Our study found that despite a predominance of female patients, there were no statistically significant gender differences in the initial ED presentation, level of acuity, ED management, the eventual disposition and outcomes for these patients. Gender did not appear to influence management decisions, as nearly equally numbers of male and females were admitted to monitored settings, underwent diagnostic testing, and had similar lengths of stay.

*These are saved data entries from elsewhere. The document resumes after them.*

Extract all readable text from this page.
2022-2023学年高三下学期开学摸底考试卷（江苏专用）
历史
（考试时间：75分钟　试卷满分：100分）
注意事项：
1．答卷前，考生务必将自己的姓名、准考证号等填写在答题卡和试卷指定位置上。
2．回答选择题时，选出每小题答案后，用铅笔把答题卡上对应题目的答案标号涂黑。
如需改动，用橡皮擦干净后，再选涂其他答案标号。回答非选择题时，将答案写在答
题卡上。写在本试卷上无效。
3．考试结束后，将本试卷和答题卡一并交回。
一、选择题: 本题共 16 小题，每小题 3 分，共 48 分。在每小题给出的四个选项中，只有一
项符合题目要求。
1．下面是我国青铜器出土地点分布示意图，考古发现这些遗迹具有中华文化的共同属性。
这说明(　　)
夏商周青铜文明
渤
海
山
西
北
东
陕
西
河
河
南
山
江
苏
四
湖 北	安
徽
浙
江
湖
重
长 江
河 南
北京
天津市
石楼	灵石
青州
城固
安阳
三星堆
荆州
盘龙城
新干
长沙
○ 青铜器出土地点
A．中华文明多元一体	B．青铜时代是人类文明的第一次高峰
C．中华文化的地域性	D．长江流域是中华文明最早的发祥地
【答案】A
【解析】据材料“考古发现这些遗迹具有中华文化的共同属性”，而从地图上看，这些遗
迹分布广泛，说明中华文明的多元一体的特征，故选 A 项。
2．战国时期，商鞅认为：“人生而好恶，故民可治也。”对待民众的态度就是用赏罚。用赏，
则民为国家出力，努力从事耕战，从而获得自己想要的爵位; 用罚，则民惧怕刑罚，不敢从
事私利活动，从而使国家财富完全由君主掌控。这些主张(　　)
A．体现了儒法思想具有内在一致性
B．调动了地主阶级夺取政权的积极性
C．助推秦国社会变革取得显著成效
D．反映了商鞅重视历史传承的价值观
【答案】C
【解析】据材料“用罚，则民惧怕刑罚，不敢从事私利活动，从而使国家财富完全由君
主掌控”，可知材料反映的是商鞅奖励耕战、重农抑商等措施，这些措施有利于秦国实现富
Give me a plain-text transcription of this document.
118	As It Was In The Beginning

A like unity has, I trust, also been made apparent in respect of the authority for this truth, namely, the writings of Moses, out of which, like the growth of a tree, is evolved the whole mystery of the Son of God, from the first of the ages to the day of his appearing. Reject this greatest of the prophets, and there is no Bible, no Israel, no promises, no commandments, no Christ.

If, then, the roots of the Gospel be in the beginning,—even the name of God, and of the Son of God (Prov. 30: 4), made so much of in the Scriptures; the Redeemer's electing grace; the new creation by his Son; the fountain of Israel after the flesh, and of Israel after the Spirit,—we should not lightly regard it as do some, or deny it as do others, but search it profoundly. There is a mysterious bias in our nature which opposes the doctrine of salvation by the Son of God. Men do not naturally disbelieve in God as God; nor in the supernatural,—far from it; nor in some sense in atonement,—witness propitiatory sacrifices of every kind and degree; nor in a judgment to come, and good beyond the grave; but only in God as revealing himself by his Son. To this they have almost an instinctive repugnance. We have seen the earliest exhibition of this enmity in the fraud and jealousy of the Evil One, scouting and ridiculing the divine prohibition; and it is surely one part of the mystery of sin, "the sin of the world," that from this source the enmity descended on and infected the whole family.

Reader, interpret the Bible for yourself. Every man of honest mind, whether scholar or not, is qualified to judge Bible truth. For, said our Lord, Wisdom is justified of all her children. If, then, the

This study was a retrospective chart review of a single urban academic ED, so may not be generalizable to other populations. To be included in the study, a patient must have been admitted with the diagnosis of heart failure. Patients treated and discharged from the ED were not readily identified and were not included in the study. Several variables of interest including ejection fraction, presence of diastolic dysfunction, co-morbidities were not recorded or easily identified from the chart review and were not included in the analysis. In addition, the relatively small sample size may have undermined our ability to detect statistically significant gender differences. A larger study population or multicenter study may be needed to further evaluate potential gender differences.
Given the prevalence of heart failure patients in the emergency setting, it is important to evaluate if gender differences do exist especially in disease presentation as the impact on management and outcomes can be significant.
The study demonstrated that there were no significant gender differences in the initial presentation, disposition, and diagnostic testing of CHF patients admitted through the ED.